エルティア義母様は意外と平然としてそうだけど。
「いえ、短刀による奇襲はディアナさんに教わりました。他にも暗器の使い方もこっそり習っているんですよ」
「あぁ、なるほど」
合点がいった。
言われてみれば、ディアナが過去に猫人族のミアを押さえ込むのに使った動きとそっくりだ……って、ディアナ⁉
なんでそんな物騒な動きをファラに教えているんだよ。
心の中で突っ込んでいると、アスナが咳払いをした。
「……姫様、その件は秘密のはずでは?」
「あ、そうでした。申し訳ありません、リッド様。私が無理に頼み込んだのです。どうかディアナさんを許してください」
ファラの瞳に上目遣いで見つめられ、僕は「う……」とたじろいだ。
これをされると、僕は強く言えなくなっちゃうんだよなぁ。
「あ、あはは。ファラが頼み込んだならしょうがないね。でも、本当に無理はしちゃ駄目だよ」
「はい、ありがとうございます」
彼女が嬉しそうに微笑むなか、「……ねぇねぇ」と不満そうな声が頭上から聞こえてくる。

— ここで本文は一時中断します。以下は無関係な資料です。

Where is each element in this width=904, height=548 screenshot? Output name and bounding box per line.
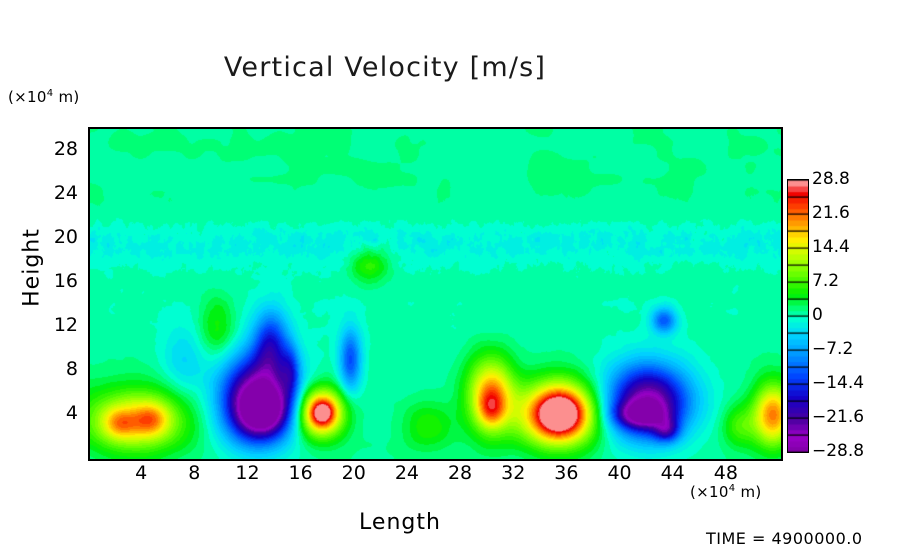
x-tick-24: 24 bbox=[395, 462, 419, 484]
colorbar bbox=[787, 179, 809, 453]
y-tick-4: 4 bbox=[30, 402, 78, 424]
colorbar-tick-4: 0 bbox=[812, 305, 823, 325]
time-stamp: TIME = 4900000.0 bbox=[706, 529, 863, 548]
x-tick-32: 32 bbox=[501, 462, 525, 484]
colorbar-gradient bbox=[787, 179, 809, 453]
x-tick-40: 40 bbox=[607, 462, 631, 484]
x-tick-16: 16 bbox=[289, 462, 313, 484]
x-tick-4: 4 bbox=[135, 462, 147, 484]
colorbar-tick-2: 14.4 bbox=[812, 237, 850, 257]
colorbar-tick-3: 7.2 bbox=[812, 271, 839, 291]
x-axis-tick-labels: 4812162024283236404448 bbox=[0, 462, 904, 488]
heatmap-plot-area bbox=[88, 127, 783, 461]
y-tick-24: 24 bbox=[30, 182, 78, 204]
y-tick-28: 28 bbox=[30, 138, 78, 160]
colorbar-tick-7: −21.6 bbox=[812, 407, 864, 427]
vertical-velocity-field bbox=[90, 129, 781, 459]
colorbar-tick-6: −14.4 bbox=[812, 373, 864, 393]
x-axis-title: Length bbox=[250, 510, 550, 535]
page-title: Vertical Velocity [m/s] bbox=[0, 52, 770, 83]
x-tick-48: 48 bbox=[714, 462, 738, 484]
x-tick-12: 12 bbox=[235, 462, 259, 484]
colorbar-tick-5: −7.2 bbox=[812, 339, 853, 359]
colorbar-tick-1: 21.6 bbox=[812, 203, 850, 223]
colorbar-tick-labels: 28.821.614.47.20−7.2−14.4−21.6−28.8 bbox=[812, 179, 902, 453]
y-axis-title: Height bbox=[20, 208, 45, 328]
colorbar-tick-0: 28.8 bbox=[812, 169, 850, 189]
colorbar-tick-8: −28.8 bbox=[812, 441, 864, 461]
x-tick-20: 20 bbox=[342, 462, 366, 484]
x-tick-28: 28 bbox=[448, 462, 472, 484]
x-tick-36: 36 bbox=[554, 462, 578, 484]
x-tick-8: 8 bbox=[188, 462, 200, 484]
y-tick-8: 8 bbox=[30, 358, 78, 380]
x-tick-44: 44 bbox=[661, 462, 685, 484]
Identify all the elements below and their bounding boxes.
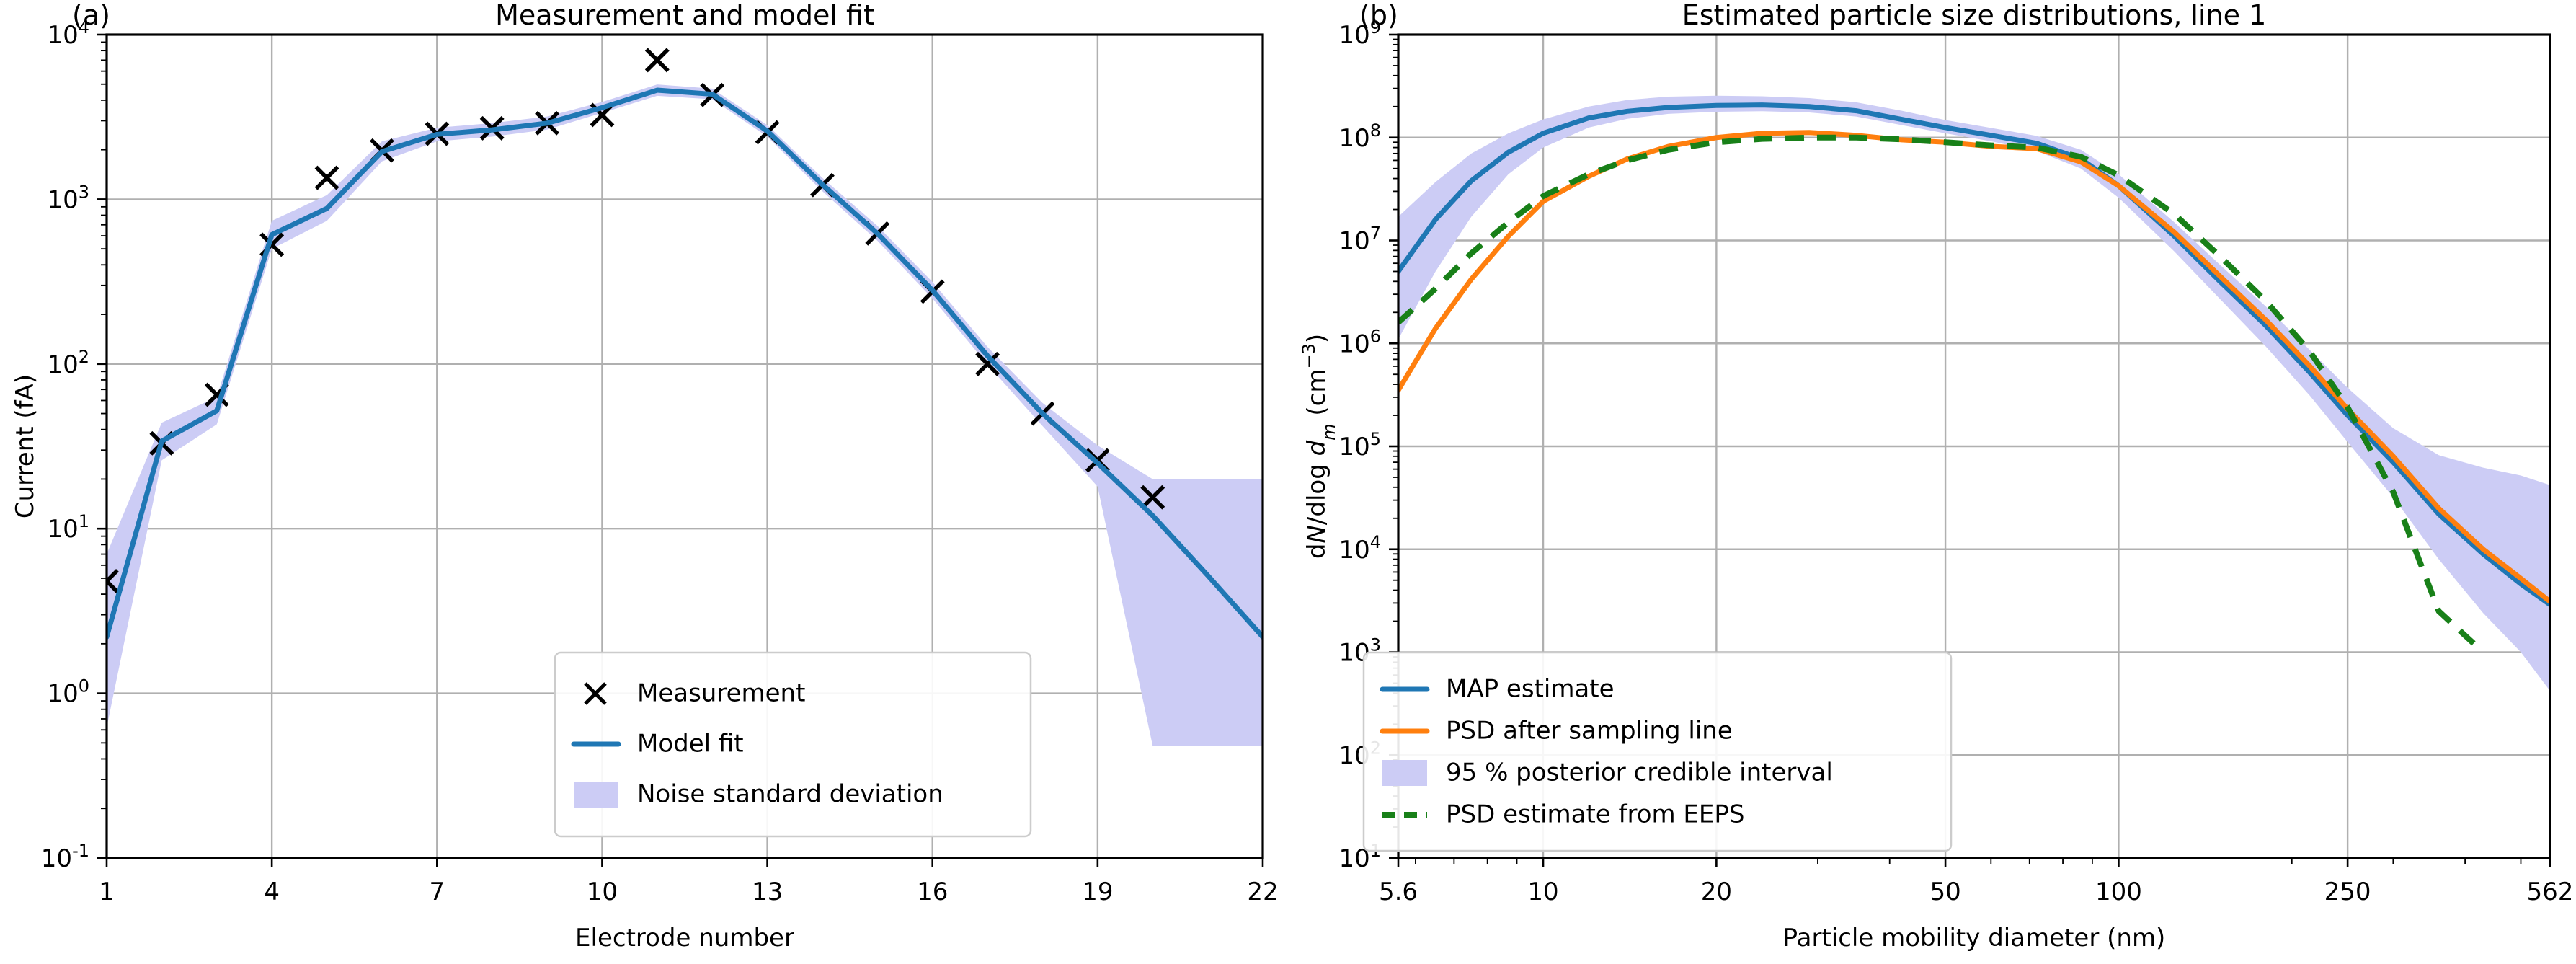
y-axis-label: Current (fA) <box>11 374 40 518</box>
y-tick-label: 100 <box>47 676 89 709</box>
x-tick-label: 19 <box>1082 877 1113 906</box>
legend-patch-icon <box>1382 760 1427 786</box>
legend-label: Model fit <box>637 730 744 759</box>
data-series <box>1398 96 2550 691</box>
chart-title: Estimated particle size distributions, l… <box>1682 0 2267 31</box>
svg-text:Current (fA): Current (fA) <box>11 374 40 518</box>
panel-b: (b)Estimated particle size distributions… <box>1290 0 2576 964</box>
y-tick-label: 102 <box>47 347 89 379</box>
y-tick-label: 109 <box>1338 17 1381 50</box>
x-axis-ticks: 5.6102050100250562 <box>1379 858 2573 906</box>
legend-label: Measurement <box>637 679 805 708</box>
x-tick-label: 5.6 <box>1379 877 1418 906</box>
x-tick-label: 10 <box>1527 877 1558 906</box>
x-tick-label: 562 <box>2527 877 2574 906</box>
y-tick-label: 107 <box>1338 224 1381 256</box>
y-axis-label: dN/dlog dm (cm−3) <box>1299 334 1339 559</box>
y-tick-label: 101 <box>47 511 89 544</box>
legend-label: MAP estimate <box>1446 675 1615 704</box>
panel-b-canvas: (b)Estimated particle size distributions… <box>1290 0 2576 964</box>
x-tick-label: 13 <box>752 877 783 906</box>
y-tick-label: 104 <box>47 17 89 50</box>
svg-text:dN/dlog dm (cm−3): dN/dlog dm (cm−3) <box>1299 334 1339 559</box>
x-tick-label: 100 <box>2095 877 2142 906</box>
legend-label: Noise standard deviation <box>637 780 943 809</box>
uncertainty-band-2 <box>107 84 1263 746</box>
legend-item[interactable]: 95 % posterior credible interval <box>1382 759 1833 787</box>
x-tick-label: 1 <box>99 877 115 906</box>
legend-label: 95 % posterior credible interval <box>1446 759 1833 787</box>
series-line-1 <box>1398 133 2550 602</box>
x-tick-label: 4 <box>264 877 280 906</box>
x-tick-label: 16 <box>917 877 948 906</box>
data-series <box>96 49 1263 746</box>
y-tick-label: 106 <box>1338 326 1381 358</box>
y-axis-ticks: 10-1100101102103104 <box>41 17 107 873</box>
y-tick-label: 104 <box>1338 532 1381 565</box>
x-tick-label: 22 <box>1247 877 1278 906</box>
chart-title: Measurement and model fit <box>495 0 874 31</box>
panel-a: (a)Measurement and model fit147101316192… <box>0 0 1297 964</box>
legend-patch-icon <box>574 782 618 808</box>
legend-label: PSD after sampling line <box>1446 717 1733 746</box>
x-tick-label: 10 <box>587 877 618 906</box>
y-tick-label: 103 <box>47 182 89 214</box>
x-axis-label: Particle mobility diameter (nm) <box>1783 924 2166 952</box>
measurement-markers <box>96 49 1163 592</box>
y-tick-label: 108 <box>1338 120 1381 153</box>
figure-root: (a)Measurement and model fit147101316192… <box>0 0 2576 964</box>
panel-a-canvas: (a)Measurement and model fit147101316192… <box>0 0 1297 964</box>
x-tick-label: 250 <box>2324 877 2371 906</box>
y-tick-label: 10-1 <box>41 841 89 873</box>
legend: MAP estimatePSD after sampling line95 % … <box>1364 653 1951 851</box>
x-tick-label: 7 <box>429 877 445 906</box>
legend: MeasurementModel fitNoise standard devia… <box>555 653 1031 836</box>
x-axis-label: Electrode number <box>575 924 794 952</box>
x-axis-ticks: 1471013161922 <box>99 858 1278 906</box>
x-tick-label: 50 <box>1929 877 1960 906</box>
x-tick-label: 20 <box>1701 877 1732 906</box>
legend-label: PSD estimate from EEPS <box>1446 800 1744 829</box>
y-tick-label: 105 <box>1338 429 1381 461</box>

見上げれば、フェイが頬を膨らませて僕達を睨んでいた。
「リッド。僕の心配はしてくれないのかよ」
「フェイ、君は自業自得でしょ。急にあんなことされたら、誰だってびっくりするに決まっているじゃないか」
「だって、僕はリッドみたいにあれこれ説明するのは苦手なんだ。だから、体験してもらったほうが手っ取り早いと思ったんだよ」
彼は口を尖らせて鼻を鳴らし、そっぽを向いてしまった。
「……まぁ、ほんの少し驚かそうって出来心もあったけどさ」
「あら。いま何か仰いましたか?」
フェイが小声で何か呟いたらしく、ファラが笑顔で聞き返した。
「いえいえ、何にも言ってません。それよりも、リッド。僕が打ち込んだ魔力は君の中でどうなってる? 感覚を研ぎ澄ましてみて」
「え、うん。ちょっと待ってね」
彼に勢いよく捲し立てられ、僕は言われるがまま自分の中に意識を集中した。
特段、何か変わった印象はないけどな……そう思った時、フェイに打ち込まれた鳩尾部分に暖かい光を強く感じてハッとする。
「……⁉ これがフェイの魔力なのかな」
自分の手でお腹を撫でると、フェイがにこっと笑った。
「さすがリッド。飲み込みが早いね。それが僕が分け与えた魔力だよ。本当はすぐ相手の魔力と混ざって消えちゃうんだけど、今回はあえて溶けないようにしたんだ。さぁ、それを自分の魔力で取り込んでみて。そうすればどういうことか理解しやすいと思う」
「わかった。やってみるよ」
フェイの魔力が僕の中に溶け込む感覚、か。
どうしよう、新しい魔法に胸のわくわくが止まらない。
今にも溢れ出しそうな好奇心を抑えつつ、僕は心を落ち着かせて集中していった。